After a brief startup, you should see the pyspark prompt “>>>”.

For the purpose of testing, we are using a data file containing salaries of baseball players from 1985 through 2016. It contains 26429 records.

Here is a sample session with the pyspark shell using the file Salaries.csv

>>> a = sc.textFile('Salaries.csv')
>>> a.count()
26429
>>> a.filter(lambda x : '2005' in x).count()
837

7. Python Code to Run Job

Let us now see how to run some sample python code on the Spark cluster.
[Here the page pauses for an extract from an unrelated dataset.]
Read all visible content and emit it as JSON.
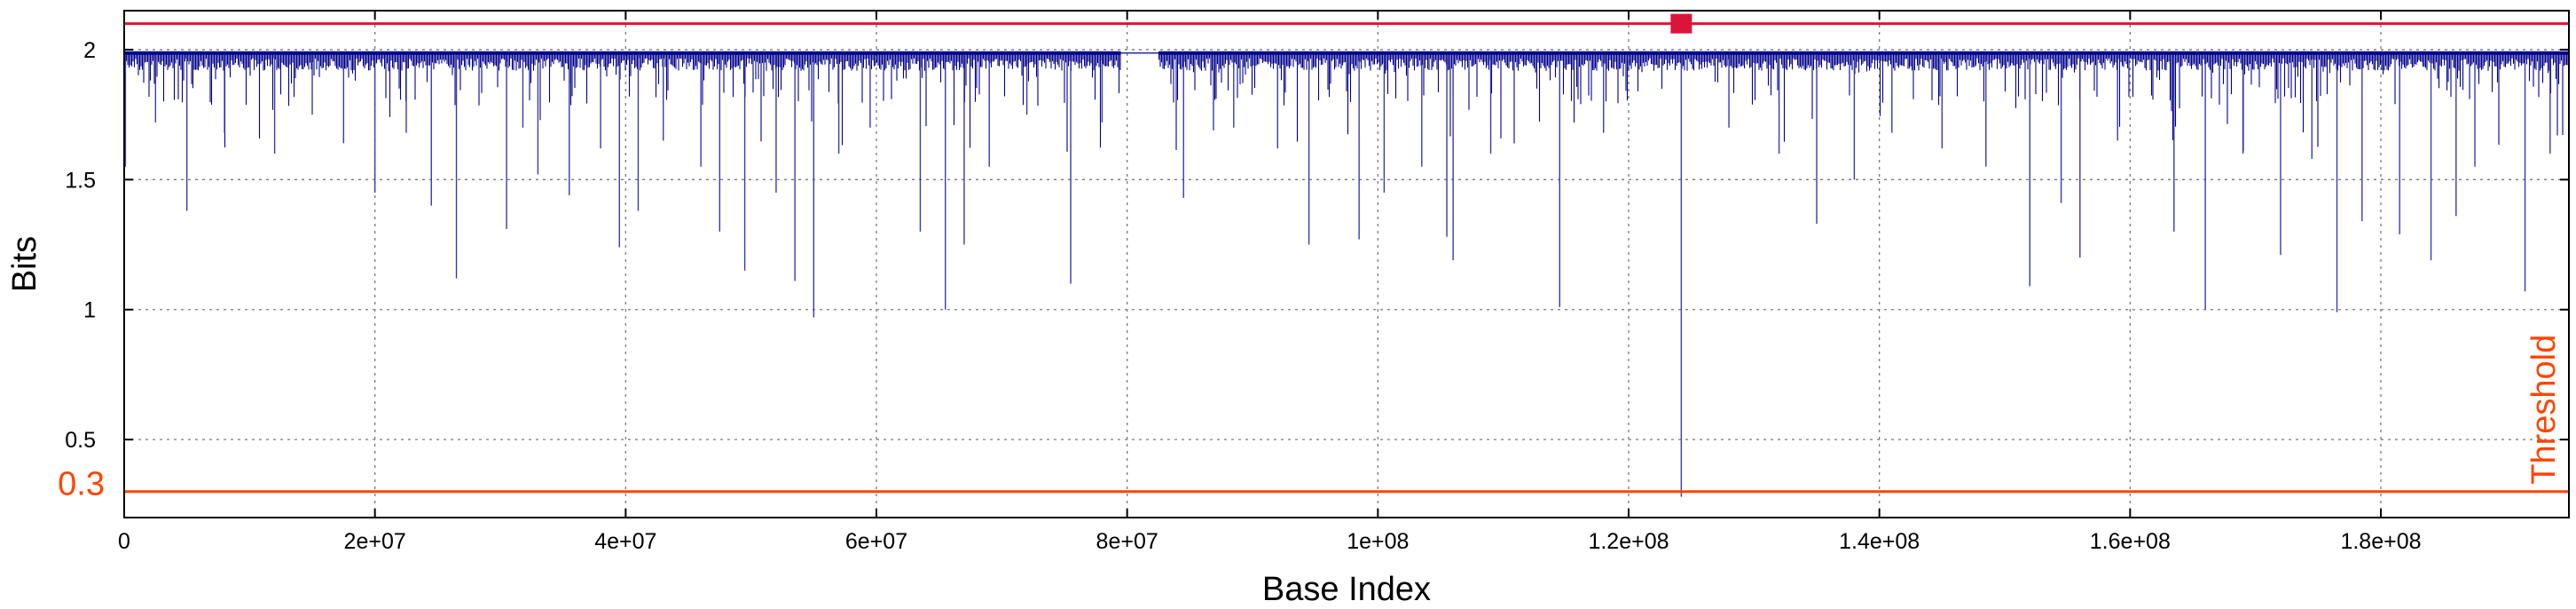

The following shows code similar to the above pyspark session.

from pyspark import SparkContext

dataFile = "../data/Salaries.csv"
sc = SparkContext("spark://ip-172-31-30-53.us-west-1.compute.internal:7077", "Simple App")
a = sc.textFile(dataFile)

print "Count of records: ", a.count()

print "Count of 2005 records: ", a.filter(lambda x : '2005' in x).count()

sc.stop()

Along with a bunch of diagnostic output, the code prints:

Count of records:  26429
Count of 2005 records:  837

Summary

And that, my friends, is a simple and complete Apache Spark tutorial. We covered the basics of setting up Apache Spark on an AWS EC2 instance. We ran both the Master and Slave daemons on the same node. Finally we demonstrated an interactive pyspark session as well as some python code to run jobs on the cluster.